Protected area in South Australia

Cape Gantheaume Wilderness Protection Area is a protected area located on the south coast of Kangaroo Island in South Australia about 40 km south west of Kingscote. It was established in 1993 on land previously part of the Cape Gantheaume Conservation Park. The following qualities have been identified by the government agency managing the wilderness protection area: The area is prime coastal wilderness with high ecological and aesthetic integrity. It is undulating country that has an excellent cover of mallee vegetation and diverse coastal landscapes with high scenic and habitat value.
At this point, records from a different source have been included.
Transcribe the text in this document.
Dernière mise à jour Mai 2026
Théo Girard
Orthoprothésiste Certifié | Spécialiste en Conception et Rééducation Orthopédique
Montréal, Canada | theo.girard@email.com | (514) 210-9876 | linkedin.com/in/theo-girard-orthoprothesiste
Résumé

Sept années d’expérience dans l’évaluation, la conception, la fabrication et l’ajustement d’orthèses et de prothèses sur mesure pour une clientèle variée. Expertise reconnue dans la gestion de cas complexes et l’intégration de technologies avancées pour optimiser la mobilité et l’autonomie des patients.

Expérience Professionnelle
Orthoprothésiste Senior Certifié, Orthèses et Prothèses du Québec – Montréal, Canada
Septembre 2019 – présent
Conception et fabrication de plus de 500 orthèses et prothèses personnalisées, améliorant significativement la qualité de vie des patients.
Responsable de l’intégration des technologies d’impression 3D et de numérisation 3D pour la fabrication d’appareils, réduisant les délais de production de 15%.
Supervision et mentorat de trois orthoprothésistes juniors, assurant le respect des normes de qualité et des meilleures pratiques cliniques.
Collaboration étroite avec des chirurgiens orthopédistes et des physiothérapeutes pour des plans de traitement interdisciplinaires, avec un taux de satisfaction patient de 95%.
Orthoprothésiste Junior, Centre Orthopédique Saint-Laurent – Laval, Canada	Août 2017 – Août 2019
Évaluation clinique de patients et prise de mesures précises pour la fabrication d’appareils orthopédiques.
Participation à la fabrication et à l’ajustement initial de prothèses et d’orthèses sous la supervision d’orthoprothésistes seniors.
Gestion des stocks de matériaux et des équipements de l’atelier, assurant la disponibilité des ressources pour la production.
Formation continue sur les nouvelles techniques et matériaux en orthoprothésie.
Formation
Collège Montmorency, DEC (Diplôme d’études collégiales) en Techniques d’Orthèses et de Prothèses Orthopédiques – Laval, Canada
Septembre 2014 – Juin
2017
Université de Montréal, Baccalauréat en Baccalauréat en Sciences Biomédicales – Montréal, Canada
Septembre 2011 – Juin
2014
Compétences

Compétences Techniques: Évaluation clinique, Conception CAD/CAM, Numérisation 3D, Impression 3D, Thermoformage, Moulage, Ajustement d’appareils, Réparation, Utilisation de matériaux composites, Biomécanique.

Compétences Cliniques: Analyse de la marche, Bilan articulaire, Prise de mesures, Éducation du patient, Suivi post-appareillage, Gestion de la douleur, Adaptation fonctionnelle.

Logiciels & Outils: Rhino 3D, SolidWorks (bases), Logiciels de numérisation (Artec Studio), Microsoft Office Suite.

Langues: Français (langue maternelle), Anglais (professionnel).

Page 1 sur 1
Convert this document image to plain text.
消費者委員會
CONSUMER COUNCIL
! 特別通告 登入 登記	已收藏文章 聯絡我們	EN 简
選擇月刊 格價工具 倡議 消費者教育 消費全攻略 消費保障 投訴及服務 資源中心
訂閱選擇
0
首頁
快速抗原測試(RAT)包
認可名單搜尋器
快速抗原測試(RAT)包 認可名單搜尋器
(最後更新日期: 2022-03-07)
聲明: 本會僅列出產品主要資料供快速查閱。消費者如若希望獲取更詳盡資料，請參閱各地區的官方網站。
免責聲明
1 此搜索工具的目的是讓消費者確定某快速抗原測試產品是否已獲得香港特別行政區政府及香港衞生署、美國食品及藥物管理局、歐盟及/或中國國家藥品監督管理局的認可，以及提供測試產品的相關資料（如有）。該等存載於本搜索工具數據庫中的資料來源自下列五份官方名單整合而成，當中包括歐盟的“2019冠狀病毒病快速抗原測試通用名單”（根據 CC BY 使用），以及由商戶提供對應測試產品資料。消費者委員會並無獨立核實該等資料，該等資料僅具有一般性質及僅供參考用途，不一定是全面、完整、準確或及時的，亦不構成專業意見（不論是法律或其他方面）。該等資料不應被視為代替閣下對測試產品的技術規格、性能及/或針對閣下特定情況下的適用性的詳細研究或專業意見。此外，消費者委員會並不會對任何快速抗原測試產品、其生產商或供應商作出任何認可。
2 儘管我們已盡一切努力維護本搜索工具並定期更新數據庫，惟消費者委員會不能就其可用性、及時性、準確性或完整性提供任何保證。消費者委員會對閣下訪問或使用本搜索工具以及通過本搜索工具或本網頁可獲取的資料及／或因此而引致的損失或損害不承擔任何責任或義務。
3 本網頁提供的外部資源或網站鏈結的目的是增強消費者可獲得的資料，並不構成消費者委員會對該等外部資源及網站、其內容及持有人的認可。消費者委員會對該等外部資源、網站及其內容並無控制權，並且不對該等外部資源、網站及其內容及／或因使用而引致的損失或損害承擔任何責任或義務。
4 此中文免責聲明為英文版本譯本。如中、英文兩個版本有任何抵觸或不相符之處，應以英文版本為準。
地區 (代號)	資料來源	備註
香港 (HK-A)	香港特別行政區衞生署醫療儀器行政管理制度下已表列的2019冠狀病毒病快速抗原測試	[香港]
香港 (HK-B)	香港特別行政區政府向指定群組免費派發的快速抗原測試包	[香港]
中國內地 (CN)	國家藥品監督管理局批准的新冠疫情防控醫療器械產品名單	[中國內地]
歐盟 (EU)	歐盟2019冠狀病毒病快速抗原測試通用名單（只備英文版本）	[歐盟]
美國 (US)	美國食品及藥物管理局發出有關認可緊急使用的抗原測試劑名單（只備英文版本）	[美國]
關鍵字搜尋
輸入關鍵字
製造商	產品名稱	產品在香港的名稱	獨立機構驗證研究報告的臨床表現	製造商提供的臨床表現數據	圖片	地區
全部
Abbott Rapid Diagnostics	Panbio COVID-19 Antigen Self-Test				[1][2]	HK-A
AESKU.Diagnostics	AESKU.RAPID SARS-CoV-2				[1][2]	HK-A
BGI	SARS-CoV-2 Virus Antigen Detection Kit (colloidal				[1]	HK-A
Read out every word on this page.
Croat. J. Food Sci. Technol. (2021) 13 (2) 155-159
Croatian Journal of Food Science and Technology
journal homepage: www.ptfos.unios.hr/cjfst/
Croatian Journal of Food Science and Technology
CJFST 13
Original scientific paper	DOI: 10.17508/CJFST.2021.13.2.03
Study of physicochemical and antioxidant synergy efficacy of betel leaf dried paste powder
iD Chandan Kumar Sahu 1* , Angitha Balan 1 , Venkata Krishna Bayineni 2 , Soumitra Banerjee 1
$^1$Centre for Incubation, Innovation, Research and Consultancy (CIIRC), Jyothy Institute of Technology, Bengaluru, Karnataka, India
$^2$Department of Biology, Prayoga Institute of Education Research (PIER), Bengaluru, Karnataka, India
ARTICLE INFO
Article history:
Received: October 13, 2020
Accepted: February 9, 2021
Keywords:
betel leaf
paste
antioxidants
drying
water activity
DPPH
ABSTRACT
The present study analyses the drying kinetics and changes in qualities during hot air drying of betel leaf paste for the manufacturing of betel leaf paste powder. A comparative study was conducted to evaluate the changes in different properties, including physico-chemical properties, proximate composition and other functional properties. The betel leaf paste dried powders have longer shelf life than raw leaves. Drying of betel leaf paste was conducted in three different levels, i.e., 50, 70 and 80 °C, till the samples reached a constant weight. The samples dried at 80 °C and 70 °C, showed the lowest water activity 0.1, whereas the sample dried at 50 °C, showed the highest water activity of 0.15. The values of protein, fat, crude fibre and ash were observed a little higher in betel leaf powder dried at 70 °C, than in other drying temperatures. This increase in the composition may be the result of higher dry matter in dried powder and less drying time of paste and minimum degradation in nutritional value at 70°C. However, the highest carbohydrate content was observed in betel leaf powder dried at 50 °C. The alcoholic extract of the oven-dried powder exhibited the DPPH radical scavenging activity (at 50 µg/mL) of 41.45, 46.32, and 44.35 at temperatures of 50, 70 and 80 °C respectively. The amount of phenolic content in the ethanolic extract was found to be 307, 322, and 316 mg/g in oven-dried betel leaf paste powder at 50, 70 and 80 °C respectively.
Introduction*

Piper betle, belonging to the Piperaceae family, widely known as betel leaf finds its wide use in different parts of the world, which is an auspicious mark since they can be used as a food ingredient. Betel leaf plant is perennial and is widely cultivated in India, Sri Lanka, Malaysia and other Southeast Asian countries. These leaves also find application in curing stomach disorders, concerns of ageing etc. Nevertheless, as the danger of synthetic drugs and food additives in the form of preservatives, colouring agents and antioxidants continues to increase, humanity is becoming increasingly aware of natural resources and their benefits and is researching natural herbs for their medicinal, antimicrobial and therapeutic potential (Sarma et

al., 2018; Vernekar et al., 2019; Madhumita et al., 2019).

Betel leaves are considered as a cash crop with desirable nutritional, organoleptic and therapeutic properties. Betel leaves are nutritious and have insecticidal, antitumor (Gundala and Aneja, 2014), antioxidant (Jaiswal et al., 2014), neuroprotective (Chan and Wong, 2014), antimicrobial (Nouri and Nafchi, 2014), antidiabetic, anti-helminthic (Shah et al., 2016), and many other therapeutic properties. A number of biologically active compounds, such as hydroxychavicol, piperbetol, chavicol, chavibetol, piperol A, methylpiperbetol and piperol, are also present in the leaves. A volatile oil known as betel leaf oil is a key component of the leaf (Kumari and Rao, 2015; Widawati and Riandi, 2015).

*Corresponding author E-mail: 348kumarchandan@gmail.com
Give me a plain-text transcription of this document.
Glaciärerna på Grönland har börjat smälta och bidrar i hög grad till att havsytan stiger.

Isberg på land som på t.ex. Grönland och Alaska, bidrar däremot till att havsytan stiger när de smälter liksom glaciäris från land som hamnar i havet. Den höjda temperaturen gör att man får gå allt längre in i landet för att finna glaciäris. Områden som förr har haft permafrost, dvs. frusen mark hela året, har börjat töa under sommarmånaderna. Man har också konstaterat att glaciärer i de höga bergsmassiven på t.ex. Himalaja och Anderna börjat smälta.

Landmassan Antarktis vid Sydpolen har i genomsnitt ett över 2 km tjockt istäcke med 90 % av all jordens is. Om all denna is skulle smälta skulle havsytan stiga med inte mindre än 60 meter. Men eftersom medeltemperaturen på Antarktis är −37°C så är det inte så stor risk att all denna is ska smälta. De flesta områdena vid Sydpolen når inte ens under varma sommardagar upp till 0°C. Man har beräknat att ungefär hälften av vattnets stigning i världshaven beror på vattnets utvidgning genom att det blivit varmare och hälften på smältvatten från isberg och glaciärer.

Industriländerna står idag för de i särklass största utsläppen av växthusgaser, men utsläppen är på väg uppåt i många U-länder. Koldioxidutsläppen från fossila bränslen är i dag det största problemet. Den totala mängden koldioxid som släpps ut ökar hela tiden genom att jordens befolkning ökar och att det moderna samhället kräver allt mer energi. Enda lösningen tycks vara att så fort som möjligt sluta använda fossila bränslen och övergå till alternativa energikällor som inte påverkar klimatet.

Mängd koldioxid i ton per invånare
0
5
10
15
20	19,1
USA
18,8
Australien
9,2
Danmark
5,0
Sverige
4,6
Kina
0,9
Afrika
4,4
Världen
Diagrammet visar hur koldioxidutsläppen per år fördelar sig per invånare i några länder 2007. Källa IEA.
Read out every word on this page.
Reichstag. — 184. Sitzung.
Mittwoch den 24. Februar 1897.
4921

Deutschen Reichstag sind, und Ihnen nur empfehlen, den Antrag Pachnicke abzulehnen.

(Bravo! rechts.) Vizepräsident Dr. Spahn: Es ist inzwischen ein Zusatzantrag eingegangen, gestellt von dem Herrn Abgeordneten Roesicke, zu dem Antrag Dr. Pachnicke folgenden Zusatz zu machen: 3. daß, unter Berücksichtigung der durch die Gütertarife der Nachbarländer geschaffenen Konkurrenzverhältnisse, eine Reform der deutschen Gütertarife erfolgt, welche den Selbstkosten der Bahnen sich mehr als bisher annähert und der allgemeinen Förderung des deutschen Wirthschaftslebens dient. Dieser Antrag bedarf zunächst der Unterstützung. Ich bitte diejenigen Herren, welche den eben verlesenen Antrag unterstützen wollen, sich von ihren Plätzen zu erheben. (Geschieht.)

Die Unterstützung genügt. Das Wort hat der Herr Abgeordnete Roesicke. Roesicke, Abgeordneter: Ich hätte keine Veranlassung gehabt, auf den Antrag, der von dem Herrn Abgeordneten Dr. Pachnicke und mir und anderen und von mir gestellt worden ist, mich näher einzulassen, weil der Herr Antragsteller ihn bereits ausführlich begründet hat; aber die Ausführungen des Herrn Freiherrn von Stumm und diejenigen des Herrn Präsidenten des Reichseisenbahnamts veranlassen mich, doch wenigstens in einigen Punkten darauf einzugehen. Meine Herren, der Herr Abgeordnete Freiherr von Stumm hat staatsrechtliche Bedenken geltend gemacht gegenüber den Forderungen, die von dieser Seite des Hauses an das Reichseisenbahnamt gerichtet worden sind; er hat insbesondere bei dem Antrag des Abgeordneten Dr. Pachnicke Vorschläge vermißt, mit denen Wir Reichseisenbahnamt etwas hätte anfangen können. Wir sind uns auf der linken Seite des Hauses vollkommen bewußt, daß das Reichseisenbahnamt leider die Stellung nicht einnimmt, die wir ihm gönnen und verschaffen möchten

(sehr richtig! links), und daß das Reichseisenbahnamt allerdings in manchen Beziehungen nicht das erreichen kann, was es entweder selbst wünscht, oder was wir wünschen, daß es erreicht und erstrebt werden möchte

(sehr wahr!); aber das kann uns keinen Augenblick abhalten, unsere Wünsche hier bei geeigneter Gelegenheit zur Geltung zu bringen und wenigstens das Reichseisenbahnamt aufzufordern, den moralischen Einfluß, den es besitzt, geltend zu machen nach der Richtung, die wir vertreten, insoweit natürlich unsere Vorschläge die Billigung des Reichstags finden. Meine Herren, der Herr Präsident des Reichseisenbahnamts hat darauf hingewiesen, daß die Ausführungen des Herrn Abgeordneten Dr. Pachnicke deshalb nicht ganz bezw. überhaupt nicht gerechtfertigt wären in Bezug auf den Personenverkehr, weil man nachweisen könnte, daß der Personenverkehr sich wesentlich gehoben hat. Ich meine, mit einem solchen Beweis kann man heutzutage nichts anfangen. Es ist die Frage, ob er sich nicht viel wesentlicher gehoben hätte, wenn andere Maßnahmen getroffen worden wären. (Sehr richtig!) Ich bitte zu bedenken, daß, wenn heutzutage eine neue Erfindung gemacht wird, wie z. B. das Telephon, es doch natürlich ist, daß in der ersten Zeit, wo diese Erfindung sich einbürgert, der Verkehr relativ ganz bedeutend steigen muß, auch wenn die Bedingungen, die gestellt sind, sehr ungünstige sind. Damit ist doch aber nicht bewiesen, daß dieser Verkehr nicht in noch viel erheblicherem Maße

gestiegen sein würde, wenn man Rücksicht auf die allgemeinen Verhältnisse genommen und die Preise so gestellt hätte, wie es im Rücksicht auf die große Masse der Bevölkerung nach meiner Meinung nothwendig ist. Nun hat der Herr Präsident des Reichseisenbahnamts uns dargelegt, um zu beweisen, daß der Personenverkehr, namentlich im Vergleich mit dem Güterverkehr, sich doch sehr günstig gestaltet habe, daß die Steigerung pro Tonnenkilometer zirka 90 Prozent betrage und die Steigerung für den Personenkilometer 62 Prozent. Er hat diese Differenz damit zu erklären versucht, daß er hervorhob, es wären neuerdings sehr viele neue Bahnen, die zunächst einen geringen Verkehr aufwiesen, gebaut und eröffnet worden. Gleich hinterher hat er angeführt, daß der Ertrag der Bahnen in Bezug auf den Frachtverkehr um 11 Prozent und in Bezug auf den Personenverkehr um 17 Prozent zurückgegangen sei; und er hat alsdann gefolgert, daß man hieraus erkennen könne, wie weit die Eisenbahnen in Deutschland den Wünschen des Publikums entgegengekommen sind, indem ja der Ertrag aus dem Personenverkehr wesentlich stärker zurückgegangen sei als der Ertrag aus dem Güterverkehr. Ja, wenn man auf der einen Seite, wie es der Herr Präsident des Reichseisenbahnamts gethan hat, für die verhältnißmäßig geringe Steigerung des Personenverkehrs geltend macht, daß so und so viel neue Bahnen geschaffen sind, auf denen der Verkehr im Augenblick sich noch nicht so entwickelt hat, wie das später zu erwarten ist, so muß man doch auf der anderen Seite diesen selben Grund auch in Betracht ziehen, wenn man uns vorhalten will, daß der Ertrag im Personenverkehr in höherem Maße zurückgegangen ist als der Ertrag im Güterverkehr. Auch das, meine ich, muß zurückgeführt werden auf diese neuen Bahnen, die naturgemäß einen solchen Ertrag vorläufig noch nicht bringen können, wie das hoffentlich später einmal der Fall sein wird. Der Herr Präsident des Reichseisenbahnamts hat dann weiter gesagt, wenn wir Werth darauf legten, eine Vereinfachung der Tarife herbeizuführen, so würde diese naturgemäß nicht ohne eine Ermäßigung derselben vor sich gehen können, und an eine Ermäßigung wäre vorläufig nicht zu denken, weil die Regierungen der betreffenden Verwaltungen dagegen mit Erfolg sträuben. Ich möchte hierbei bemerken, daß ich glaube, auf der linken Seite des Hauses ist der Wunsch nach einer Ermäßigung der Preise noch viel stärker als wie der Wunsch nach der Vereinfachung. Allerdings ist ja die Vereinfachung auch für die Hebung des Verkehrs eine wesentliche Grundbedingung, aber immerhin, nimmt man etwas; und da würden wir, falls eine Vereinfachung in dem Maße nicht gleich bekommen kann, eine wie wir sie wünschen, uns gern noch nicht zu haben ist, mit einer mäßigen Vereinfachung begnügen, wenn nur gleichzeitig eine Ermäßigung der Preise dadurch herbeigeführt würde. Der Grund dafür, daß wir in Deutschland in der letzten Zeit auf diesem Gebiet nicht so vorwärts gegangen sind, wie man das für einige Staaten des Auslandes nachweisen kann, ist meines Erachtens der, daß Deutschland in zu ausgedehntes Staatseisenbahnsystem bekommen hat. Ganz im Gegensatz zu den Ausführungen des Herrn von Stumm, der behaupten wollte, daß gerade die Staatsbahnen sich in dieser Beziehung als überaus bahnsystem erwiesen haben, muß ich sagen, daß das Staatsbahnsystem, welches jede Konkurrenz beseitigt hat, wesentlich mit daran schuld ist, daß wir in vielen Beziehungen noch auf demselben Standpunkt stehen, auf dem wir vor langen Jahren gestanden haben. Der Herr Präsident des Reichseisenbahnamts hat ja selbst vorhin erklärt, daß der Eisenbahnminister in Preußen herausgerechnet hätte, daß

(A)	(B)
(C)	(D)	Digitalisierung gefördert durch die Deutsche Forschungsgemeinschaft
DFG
Wilderness quality is evaluated as high in all of the Wilderness Protection Area except a narrow strip on the east coast where it is affected to a minor extent by the presence of a rough track along the eastern coastline.

The wilderness protection area is located within the following gazetted localities (from west to east) - Seal Bay, MacGillivray and D'Estrees Bay. It is classified as an IUCN Category Ib protected area.